Aerolithe, you see, has raced exclusively in Japan.
To get from there to here, she flew for 21 hours and 25 minutes to get from Tokyo to her final destination, with stops along the way in Seoul, South Korea, and Anchorage, Alaska.
The undefeated Mexican champion Kukulkan, who is running in the $9 million Pegasus World Cup, has done a fair amount of traveling himself recently. After traveling to South Florida to win the Caribbean Classic at Gulfstream back in December, he returned to Mexico.
Now he’s back, putting his perfect 14 for 14 record on the line.
▪ 5. Horses come and go, sometimes as a national audience is just getting to know them. Justify, this year’s Triple Crown winner, is a prime example. He raced but six times and was retired after making history in the Belmont.
Trainers and jockeys, on the other hand, are the constants. And one such trainer, in particular, D. Wayne Lukas, has a horse going in in the Pegasus. Lukas, now 83, will be sending out Bravazo, who finished second by 1/2-length to Justify in last year’s Preakness.
Lukas has been around the sport so long that three of the other trainers with horses in the Pegasus — Todd Pletcher (Audible), Dallas Stewart (Seeking the Soul), and Kiaran McLaughlin (True Timbers) — were once his assistants.
“Wayne has been a great mentor to all of us and a coach,” McLaughlin said.

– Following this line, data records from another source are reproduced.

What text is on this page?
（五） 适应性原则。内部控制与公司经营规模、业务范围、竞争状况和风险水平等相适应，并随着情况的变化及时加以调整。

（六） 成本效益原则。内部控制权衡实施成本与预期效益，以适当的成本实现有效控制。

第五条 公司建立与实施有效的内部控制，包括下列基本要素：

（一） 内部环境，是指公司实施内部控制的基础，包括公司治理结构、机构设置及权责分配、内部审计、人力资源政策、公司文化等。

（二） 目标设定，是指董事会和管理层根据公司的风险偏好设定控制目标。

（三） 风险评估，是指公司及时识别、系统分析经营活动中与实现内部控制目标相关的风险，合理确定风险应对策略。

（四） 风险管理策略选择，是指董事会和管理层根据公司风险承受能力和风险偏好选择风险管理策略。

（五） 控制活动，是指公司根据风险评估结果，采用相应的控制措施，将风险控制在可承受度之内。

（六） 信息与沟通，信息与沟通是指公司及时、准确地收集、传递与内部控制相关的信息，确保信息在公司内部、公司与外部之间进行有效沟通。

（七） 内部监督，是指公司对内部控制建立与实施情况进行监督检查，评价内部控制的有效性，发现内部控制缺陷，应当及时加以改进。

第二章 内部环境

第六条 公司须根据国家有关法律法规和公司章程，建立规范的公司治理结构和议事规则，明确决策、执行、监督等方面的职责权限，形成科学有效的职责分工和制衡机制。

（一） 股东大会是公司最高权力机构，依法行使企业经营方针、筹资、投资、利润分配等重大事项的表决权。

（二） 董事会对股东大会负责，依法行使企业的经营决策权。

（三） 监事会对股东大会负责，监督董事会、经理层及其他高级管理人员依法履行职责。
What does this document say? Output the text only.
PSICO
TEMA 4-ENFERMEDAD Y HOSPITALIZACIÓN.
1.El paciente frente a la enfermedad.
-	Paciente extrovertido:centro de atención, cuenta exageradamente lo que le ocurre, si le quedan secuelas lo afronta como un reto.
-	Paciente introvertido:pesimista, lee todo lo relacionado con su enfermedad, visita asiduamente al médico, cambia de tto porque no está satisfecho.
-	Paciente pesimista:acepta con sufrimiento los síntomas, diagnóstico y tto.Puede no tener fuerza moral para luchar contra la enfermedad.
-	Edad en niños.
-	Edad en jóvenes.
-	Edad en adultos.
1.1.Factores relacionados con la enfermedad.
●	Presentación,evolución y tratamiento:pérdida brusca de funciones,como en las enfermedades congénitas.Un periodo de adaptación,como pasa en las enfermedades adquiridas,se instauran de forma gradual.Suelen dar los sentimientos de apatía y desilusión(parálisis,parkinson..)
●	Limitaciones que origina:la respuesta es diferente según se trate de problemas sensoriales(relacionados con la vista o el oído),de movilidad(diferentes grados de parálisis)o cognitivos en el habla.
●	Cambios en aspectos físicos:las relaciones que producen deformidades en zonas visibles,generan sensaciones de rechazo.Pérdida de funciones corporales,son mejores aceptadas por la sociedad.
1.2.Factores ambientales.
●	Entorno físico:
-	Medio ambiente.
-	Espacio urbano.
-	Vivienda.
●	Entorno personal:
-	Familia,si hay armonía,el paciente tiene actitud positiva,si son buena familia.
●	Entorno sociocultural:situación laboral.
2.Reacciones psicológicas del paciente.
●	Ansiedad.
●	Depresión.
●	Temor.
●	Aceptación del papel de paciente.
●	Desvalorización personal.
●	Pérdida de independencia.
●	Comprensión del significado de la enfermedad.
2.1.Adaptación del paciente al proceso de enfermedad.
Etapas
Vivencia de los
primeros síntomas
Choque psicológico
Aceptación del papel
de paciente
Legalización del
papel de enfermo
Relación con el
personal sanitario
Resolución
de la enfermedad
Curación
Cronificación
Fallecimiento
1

Said Lukas: “It’s one thing to train a nice horse or have two or three champions. But any time you have an influence on a person’s life and you make a difference in what they do… and have the success these guys are having, there’s no finer thing than that.”
Time of race
Post time for the first race on Gulfstream’s 12-race program is 11:30 a.m.
The Pegasus is scheduled for 5:36 p.m. and will be televised on NBC, with coverage starting at 4:30 p.m.